The Ted Kennedy tribute did not disappoint.  This is mostly because the man could actually speak.  I know he wasn’t scheduled to necessarily but he did.  He also, for a 76 year old who is undergoing stringent medical treatment for brain cancer/tumor, looked pretty darn good.  Caroline Kennedy – you would realize that only Fox News reported her as Kennedy Schlossberg which is what she has always been up until now – looked like she was ready – if she lived in Massachusetts still – to step right into the family shoes when Uncle Teddy decides to step down.  Being a good political operative, when asked earlier in the day if she had ruled out politics, she didn’t give a straight answer.

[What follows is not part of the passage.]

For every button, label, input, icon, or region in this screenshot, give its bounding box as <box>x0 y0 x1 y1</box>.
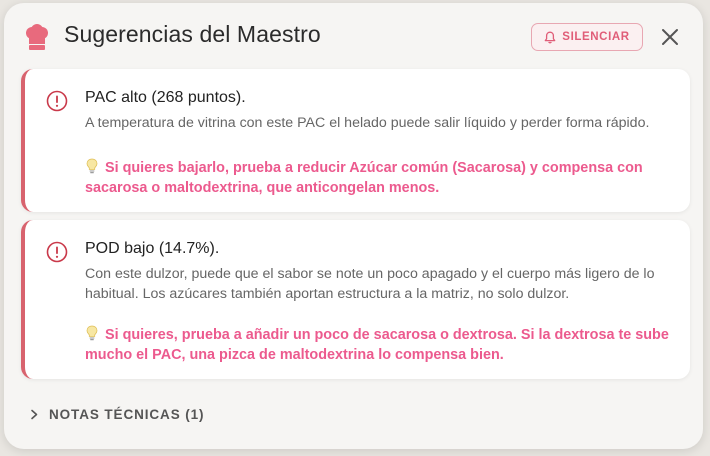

By the time the keynote was to start – Michelle Obama, I was ready to go to bed.  I realize that there is a nation on different time zones.  I tried to stay focused.  But by 10 pm – and I am not sure exactly when she started – I was watching local news and re-runs of Sex and the City.  Even finding out what the possible first lady was wearing was not enough to keep me interested.  I caught, during commercials, bits and pieces of her speech.  She is a good orator.  I wondered – as did many pundits this morning – if maybe the country was backing the wrong Obama.  She delivered what her husband needed. 

My problem is that a man who people want to be president needed to ask his wife to make him more “down to earth.”  If he can’t do that on his own – and I do not think he can, is he really the candidate we want?

Maybe tonight will be a better night at the convention.  I have not totally given up on it but will tell you all … After last night, I am seriously thinking college football on Thursday night, not Obama’s convention speech.